Ultimately, a serious struggle against fuel price hike and electricity tariff hike can win a reduction of even outright reversal, but this victory will not be sustainable so far the capitalist system is preserved. This is the lesson of the January 2012 anti-fuel subsidy removal 6 day general strike and mass protest. While announcing the suspension of the general strike on 16 January 2012, Abdulwaheed Omar, the then NLC president enthusiastically declared: “we are sure that no government or institution will take Nigerians for granted again” (BBC, 16 January 2012). Eight years after, this statement will sound like absolute nonsense in the ears of Nigerians who have experienced far worse attacks on their living conditions. Even to labour leaders, this statement is like music of a distant time. Little wonder that Omar’s immediate successor, Ayuba Wabba, when he got news of the fuel price hike reacted with exasperation: “It’s like Nigerians are being taken for a ride”.

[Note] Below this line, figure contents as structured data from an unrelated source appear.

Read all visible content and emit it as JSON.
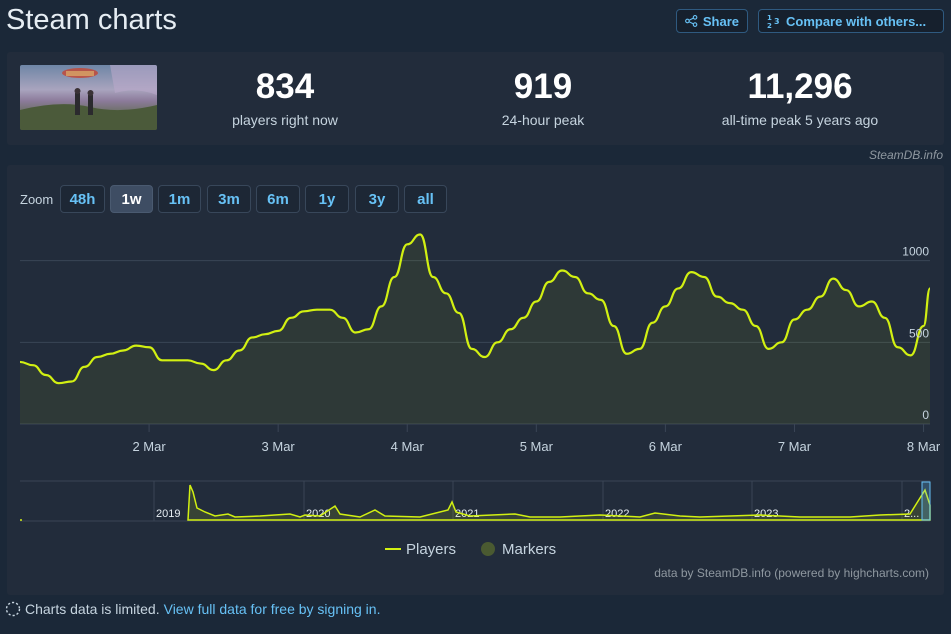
{
  "header": {
    "title": "Steam charts",
    "share_label": "Share",
    "compare_label": "Compare with others..."
  },
  "stats": {
    "current": {
      "value": "834",
      "label": "players right now"
    },
    "peak24": {
      "value": "919",
      "label": "24-hour peak"
    },
    "alltime": {
      "value": "11,296",
      "label": "all-time peak 5 years ago"
    }
  },
  "brand": "SteamDB.info",
  "zoom": {
    "label": "Zoom",
    "options": [
      "48h",
      "1w",
      "1m",
      "3m",
      "6m",
      "1y",
      "3y",
      "all"
    ],
    "selected": "1w"
  },
  "legend": {
    "players": "Players",
    "markers": "Markers"
  },
  "credits": "data by SteamDB.info (powered by highcharts.com)",
  "footer": {
    "text": "Charts data is limited.",
    "link": "View full data for free by signing in."
  },
  "colors": {
    "line": "#d2f012",
    "grid": "#3a4556",
    "accent": "#67c1f5",
    "marker": "#4a5a31"
  },
  "chart_data": {
    "type": "area",
    "title": "",
    "x_ticks": [
      "2 Mar",
      "3 Mar",
      "4 Mar",
      "5 Mar",
      "6 Mar",
      "7 Mar",
      "8 Mar"
    ],
    "y_ticks": [
      0,
      500,
      1000
    ],
    "ylim": [
      0,
      1200
    ],
    "x_range_days": [
      1.0,
      8.05
    ],
    "series": [
      {
        "name": "Players",
        "x": [
          1.0,
          1.1,
          1.2,
          1.3,
          1.4,
          1.5,
          1.6,
          1.7,
          1.8,
          1.9,
          2.0,
          2.1,
          2.2,
          2.3,
          2.4,
          2.5,
          2.6,
          2.7,
          2.8,
          2.9,
          3.0,
          3.1,
          3.2,
          3.3,
          3.4,
          3.5,
          3.6,
          3.7,
          3.8,
          3.9,
          4.0,
          4.1,
          4.2,
          4.3,
          4.4,
          4.5,
          4.6,
          4.7,
          4.8,
          4.9,
          5.0,
          5.1,
          5.2,
          5.3,
          5.4,
          5.5,
          5.6,
          5.7,
          5.8,
          5.9,
          6.0,
          6.1,
          6.2,
          6.3,
          6.4,
          6.5,
          6.6,
          6.7,
          6.8,
          6.9,
          7.0,
          7.1,
          7.2,
          7.3,
          7.4,
          7.5,
          7.6,
          7.7,
          7.8,
          7.9,
          8.0,
          8.05
        ],
        "values": [
          380,
          360,
          300,
          250,
          260,
          350,
          410,
          430,
          450,
          480,
          470,
          390,
          390,
          390,
          370,
          330,
          390,
          450,
          530,
          550,
          570,
          650,
          690,
          700,
          700,
          650,
          560,
          580,
          720,
          900,
          1100,
          1160,
          900,
          800,
          680,
          460,
          410,
          500,
          580,
          650,
          750,
          870,
          940,
          900,
          800,
          760,
          600,
          430,
          460,
          620,
          720,
          830,
          930,
          900,
          780,
          740,
          700,
          600,
          460,
          500,
          640,
          700,
          780,
          890,
          820,
          720,
          750,
          650,
          470,
          420,
          600,
          830
        ]
      }
    ],
    "navigator": {
      "years": [
        "2019",
        "2020",
        "2021",
        "2022",
        "2023",
        "2..."
      ],
      "note": "overview of full history; early peak near 2019"
    }
  }
}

The only way to put a permanent end to perennial attacks on our living conditions is to struggle to overthrow this rotten capitalist system through a socialist revolution. A key task is building a movement which can achieve this, something that the DSM is striving to do. By enthroning a workers and poor peoples’ government armed with socialist policies, it can be possible to place the commanding heights of the economy including the oil sector, energy sector, the mines, industries, banks and financial institutions under public ownership and democratic workers control and management and institute a planned economy to banish for over the condition of mass poverty in the midst of abundance. Suffice to add that in a period when capitalism is in crisis worldwide, such a successful revolution in Nigeria would be the first step in the struggle of the working class to end capitalism and establish a socialist Africa and world.